3 entry daha
  • ben kaldım bunlarda.

    doğrudur, maçını izlersin, çekirdeğini çitlersin... o tarz şeylere pek takılan olmaz üniversite yurtlarında. ama hoca diye başına diktikleri adamları sorgulamaya başlarsan, işte o zaman kopuş başlar. hoca diye diktiklerinin de büyük kısmı zaten liseden sonra okumamış, sülümancılar olmasa pek bir baltaya sap olamayacak tiplerdir.
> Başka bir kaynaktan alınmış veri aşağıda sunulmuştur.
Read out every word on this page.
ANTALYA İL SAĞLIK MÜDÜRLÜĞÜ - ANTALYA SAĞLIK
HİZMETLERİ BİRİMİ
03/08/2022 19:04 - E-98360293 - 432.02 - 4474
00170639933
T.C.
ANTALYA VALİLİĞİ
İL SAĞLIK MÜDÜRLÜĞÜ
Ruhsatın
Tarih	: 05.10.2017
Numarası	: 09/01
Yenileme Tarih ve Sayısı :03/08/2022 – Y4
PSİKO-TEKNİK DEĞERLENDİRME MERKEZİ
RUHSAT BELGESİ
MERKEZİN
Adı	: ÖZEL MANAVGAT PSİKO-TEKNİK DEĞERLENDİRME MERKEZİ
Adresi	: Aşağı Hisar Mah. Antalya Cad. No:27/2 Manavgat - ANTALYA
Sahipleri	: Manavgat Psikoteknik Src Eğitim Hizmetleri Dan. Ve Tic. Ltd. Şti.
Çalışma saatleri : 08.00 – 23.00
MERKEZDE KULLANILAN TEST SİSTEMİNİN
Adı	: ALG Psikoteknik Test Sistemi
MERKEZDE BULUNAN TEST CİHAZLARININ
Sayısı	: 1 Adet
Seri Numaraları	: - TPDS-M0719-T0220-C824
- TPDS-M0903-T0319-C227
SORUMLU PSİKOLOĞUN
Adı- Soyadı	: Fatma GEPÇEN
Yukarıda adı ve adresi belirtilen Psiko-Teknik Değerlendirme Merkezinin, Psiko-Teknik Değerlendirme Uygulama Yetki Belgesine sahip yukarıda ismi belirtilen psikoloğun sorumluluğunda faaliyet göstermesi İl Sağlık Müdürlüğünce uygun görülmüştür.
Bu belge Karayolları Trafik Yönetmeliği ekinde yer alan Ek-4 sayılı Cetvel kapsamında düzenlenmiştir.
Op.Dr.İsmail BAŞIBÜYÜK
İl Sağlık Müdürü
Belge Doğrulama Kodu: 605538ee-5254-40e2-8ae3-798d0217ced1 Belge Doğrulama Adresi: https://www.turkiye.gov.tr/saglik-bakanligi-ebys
    çok sayıda insanla birlikte kalmanın, ortak yaşam sürmenin, bir kişiye katacağı çok şey vardır elbet. ama bu süleymancılığın kerametinden değildir. tahammül sınırların genişler, çok azla yetinmeyi öğrenirsin, birlikte yaşam sürmenin azami gerekliliklerinin farkına varırsın, hakiki dostlar edinirsin... bunlar olağan şeyler.

    ama bunların bir de götürdükleri vardır. 20-25 yaşına gelmiş adamları zorla namaza, ibadetlere (bkz: rabıta, çağırırlar. parmakla verdikleri bal karşılığı, özgürlüğünüzü elinizden alırlar. ders çalışmanız gerekiyordur, illa ibadet derler. kendilerince haklılardır da, asıl sınav öteki taraftadır. eyvallah, diyelim ki haklısın. buna karar vermek benim hakkım değil mi? diye soramazsın elbet. yurtta kalıyorsan, orası otel değildir, hakkını vermek zorundasındır.

    çoğu kişi zaten çekirdekten yetişmedir, üniversitede yurda yerleşenlere çok olumlu bakmazlar. bu noktada bir mobbinge falan maruz kalmadım ama üniversitede yurtlara yerleşenlere "gidici" gözüyle bakarlardı ki onları da haksız çıkarmadım.

    çünkü yurtlara "bağımlı" olanları, yönetmesi çok daha kolaydır. ailesine şikayet etmekle tehdit edersin, yurttan atmakla tehdit edersin... sopa-havuç politikasıyla çok rahat parmağına dolarsın.

    bu sırada yurtta kalan gençler, bu akıl ve mantık dışı düzene alışırlar. iyi bir üniversitede derslerinde devamlılık göstermek, iyi bir ortalamayla mezun olmak, ilişkiler geliştirmek vs zor işlerdir bunlar. halbuki yurt sıcaktır. gezersin, tozarsın, bütün gününü bilgisayar başında oyun oynayıp dizi izleyerek geçirebilirsin. derslerden kalınca da "asıl sınav öteki tarafta" dersin, "bizim halil abi vardı, o mesela 7 senedir okuyor" dersin... bahaneler hazırdır. türkiyenin en iyi üniversitelerini kazanıp, oralarda doğru dürüst bir şey öğrenmeden senelerini tüketen gençler... üzülüyorum düşündükçe.

    bir de bu yurtların ciddi sorunları olur. bırakın depremi, yakınından kamyon geçince gümbür gümbür sallanan yurtları vardır süleymancıların. belediyelerle genelde iyi geçinirler, oy vaadi karşılığında, imtiyazları koparırlar. bu yüzden de güvenliğe çok fazla yatırım yapmazlar. zaten fakir fukara çocukları kalır buralarda, dolayısıyla gelirlerin asıl kısmı burada kalan çocuklardan gelmez. esnaflardan, iş adamlarından para koparırlar.

    bu yurtlara çoğu kişi, muhtaç olduğu için girer. duygusal bağlar kurabilirler, bu gayet normal. ama muhtaç oldukları gerçeğini değiştirmez bu. burada kaldığım süre zarfında yıllık verdiğim parayla, devlet yurtlarında iki ay bile kalamıyordum, ona göre yapın hesabınızı.

    bu ülkede devlet istese, tüm cemaatleri sadece bir kaç senede siler süpürür. hem de hiç güç kullanmadan, kimseyi zorlamadan. ama düşünün ki bir kişinin verdiği bir mesajla yüz binlerce oyu bir gecede akıtıyorsunuz, bundan istifade etmek istemez misiniz? kararlı olunursa, mücadele yöntemi çok basittir. yoksul durumdaki öğrenciler için, düşük ücretli, güvenli ve insani standartlarda yurtlar yapmak.

    bulaşmayın cemaatlere gençler. maalesef bizim ülkemizde, herkes her şeyden sorumlu tutulabiliyor. az paraya yeterince rahat bir yer bulduk diye kendinizi bu ortamlara alıştırmayın. sefalet çekin, baraka gibi evlerde 5-6 kişi kalın ama özgürlüğünüzü ve daha da önemlisi, aklınızı, vicdanınızı bunlara teslim etmeyin. biraz da cesur olun. sıkıntılar yaşayınca hemen pes etmeyin. konfor alanınıza sığınmak için, yeni tecrübeler edinme fırsatını kaçırmayın.